Convicted felon Roderick Wright to resign from state Senate
Democratic State Sen. Roderick D. Wright said Monday that he will resign from office effective Sept. 22-- bowing to pressure three days after a judge sentenced him to 90 days in jail on felony perjury and voting fraud charges for lying about living in his Senate district when he ran for office in 2008.
Wright, who was threatened with an expulsion vote if he did not step down, agreed to step down but asked for a week to say goodbye to his staff and constituents.
“Effective Sept. 22, 2014, I hereby resign from the California State Senate,” Wright said in a letter Monday to the Senate secretary.
“It’s painful,” Wright said in an interview. “At the end of the day you want to consider what’s the best thing for the house and that was the best thing for the house.”
Wright has said in the past that he was wrongly convicted and plans to appeal but did not want to talk about his guilt or innocence. “It doesn’t matter what I think at this point. You have to move on with your life,” he said.
“The Pro Tem has accepted his resignation,” said Rhys Williams, a spokesman for Senate President Pro Tem Darrell Steinberg (D-Sacramento).
Sen. Kevin de Leon (D-Los Angeles) helped broker the deal, “Today is a sad day for both my friend and for California,” he said in a statement. “Senator Wright’s prosecution has been unfortunate and, in many ways, unfair. At best, this is an ambiguous law and, in this case, its application has been both arbitrary and selective. But today, Senator Wright did the right thing for his community and the Senate by resigning from office.”
Wright, 62, was sentenced Friday to jail time, a lifetime ban from holding future public office, three years’ probation and 1,500 hours of community service. He was ordered to surrender and begin serving his sentence Oct. 31.
Wright had originally proposed to step down Oct. 31, but Senate Democratic leaders worried the longer he stayed in office the bigger issue it would become in the Nov. 4 election, where their party is struggling to regain a two-thirds majority. In agreeing to delay Wright’s resignation one week, Senate leaders considered that it would cost about $20,000 to reconvene the Senate, which had adjourned until December, for an expulsion vote.
Wright is the first state legislator to resign over a criminal conviction in 20 years. The last lawmaker to quit under those circumstances was state Sen. Frank Hill (R-Whittier), who resigned in 1994 after being found guilty of extortion, money laundering and conspiracy in a corruption sting known as Shrimpscam, state officials said.

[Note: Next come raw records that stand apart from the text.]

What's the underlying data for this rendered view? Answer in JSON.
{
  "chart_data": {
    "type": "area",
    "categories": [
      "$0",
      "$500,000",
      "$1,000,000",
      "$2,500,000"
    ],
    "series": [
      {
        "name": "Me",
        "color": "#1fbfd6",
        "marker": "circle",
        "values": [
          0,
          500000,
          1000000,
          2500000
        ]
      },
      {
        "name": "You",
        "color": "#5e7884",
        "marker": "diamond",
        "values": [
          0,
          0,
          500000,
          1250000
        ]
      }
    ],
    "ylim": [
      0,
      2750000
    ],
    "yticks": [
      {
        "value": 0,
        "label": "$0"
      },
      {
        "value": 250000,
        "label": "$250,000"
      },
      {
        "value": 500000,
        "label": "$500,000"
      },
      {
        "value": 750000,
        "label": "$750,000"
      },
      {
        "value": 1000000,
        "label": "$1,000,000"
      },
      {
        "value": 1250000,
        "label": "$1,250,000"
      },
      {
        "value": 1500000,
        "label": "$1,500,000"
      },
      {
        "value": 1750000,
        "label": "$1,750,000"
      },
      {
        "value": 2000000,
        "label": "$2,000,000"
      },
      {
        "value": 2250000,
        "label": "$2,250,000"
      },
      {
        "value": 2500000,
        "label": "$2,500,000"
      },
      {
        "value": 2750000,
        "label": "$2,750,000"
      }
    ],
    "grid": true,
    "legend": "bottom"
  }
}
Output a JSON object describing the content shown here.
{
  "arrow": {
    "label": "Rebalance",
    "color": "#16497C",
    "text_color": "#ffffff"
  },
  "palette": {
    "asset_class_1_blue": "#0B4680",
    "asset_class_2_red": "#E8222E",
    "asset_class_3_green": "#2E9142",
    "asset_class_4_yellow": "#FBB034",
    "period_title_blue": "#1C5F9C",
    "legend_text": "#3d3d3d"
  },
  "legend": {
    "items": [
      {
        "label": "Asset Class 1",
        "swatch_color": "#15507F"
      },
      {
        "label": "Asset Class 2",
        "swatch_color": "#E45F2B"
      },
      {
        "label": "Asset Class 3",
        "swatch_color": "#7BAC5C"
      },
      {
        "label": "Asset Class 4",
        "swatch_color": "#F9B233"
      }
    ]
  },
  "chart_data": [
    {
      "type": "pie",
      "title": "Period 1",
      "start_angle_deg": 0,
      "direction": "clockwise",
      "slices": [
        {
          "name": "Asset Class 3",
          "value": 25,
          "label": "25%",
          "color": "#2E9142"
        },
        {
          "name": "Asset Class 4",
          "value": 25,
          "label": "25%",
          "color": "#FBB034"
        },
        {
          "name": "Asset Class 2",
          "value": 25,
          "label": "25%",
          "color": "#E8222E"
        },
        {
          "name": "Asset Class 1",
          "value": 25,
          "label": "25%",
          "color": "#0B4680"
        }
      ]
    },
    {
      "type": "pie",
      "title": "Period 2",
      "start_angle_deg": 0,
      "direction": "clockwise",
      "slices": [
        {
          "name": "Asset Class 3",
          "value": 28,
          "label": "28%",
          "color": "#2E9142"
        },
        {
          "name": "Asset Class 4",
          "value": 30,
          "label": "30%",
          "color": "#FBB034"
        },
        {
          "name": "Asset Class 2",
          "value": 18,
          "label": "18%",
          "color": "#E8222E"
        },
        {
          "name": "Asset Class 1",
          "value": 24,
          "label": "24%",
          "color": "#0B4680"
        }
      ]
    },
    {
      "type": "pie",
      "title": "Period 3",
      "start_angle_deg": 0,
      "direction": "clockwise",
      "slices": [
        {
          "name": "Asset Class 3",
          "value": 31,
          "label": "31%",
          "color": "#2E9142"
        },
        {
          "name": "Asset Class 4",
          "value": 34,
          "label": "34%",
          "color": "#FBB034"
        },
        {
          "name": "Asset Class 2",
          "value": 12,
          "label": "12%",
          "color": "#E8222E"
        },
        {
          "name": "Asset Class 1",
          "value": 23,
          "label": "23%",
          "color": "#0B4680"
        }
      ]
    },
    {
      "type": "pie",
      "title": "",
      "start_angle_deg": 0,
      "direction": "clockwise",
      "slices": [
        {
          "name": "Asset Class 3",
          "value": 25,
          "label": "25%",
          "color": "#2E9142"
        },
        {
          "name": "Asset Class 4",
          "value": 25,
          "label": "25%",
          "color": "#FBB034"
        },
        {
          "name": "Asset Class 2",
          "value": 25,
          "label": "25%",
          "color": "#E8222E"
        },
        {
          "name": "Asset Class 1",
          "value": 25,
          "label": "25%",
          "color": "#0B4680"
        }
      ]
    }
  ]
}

Wright’s resignation triggers a process that gives Gov. Jerry Brown 14 days from his departure to call a special election to fill the remaining two years of Wright’s term in the 35th Senate District seat. The special election must be set at least 126 days, but not more than 140 days, from the date of the governor’s proclamation. The primary for the special election would be held nine or 10 Tuesdays before the special election runoff.
Within minutes of Wright’s announcement, Democratic Assemblymen Steven Bradford of Gardena and Isadore Hall of Compton announced their candidacies in the special election that Gov. Jerry Brown must now call to fill Wright’s seat. The 35th Senate District is safely Democratic, with only 14% of voters registered as Republican.
Bradford said he brings to the election “Seventeen years of a solid track record of public service.”
Hall issued a statement saying he is running for the senate “to further expand economic opportunity, create more good paying jobs, and to bolster our K-12 and higher education systems so that they are second to none.”
Senate Democrats lost their supermajority earlier this year by voting to suspend Wright and Democratic Sens. Leland Yee of San Francisco and Ronald S. Calderon of Montebello. Yee and Calderon face federal corruption charges involving allegations they accepted payments for official favors. Both have pleaded not guilty and are awaiting trial.
Wright agreed to quit after Senate leaders made it clear they would seek a two-thirds vote of the Senate to expel him if he did not step down.
The last time a senator was expelled was in 1905, when Sens. Harry Bunkers, E.J. Emmons, Frank French and Eli Wright were expelled for “malfeasance in office,” state officials said.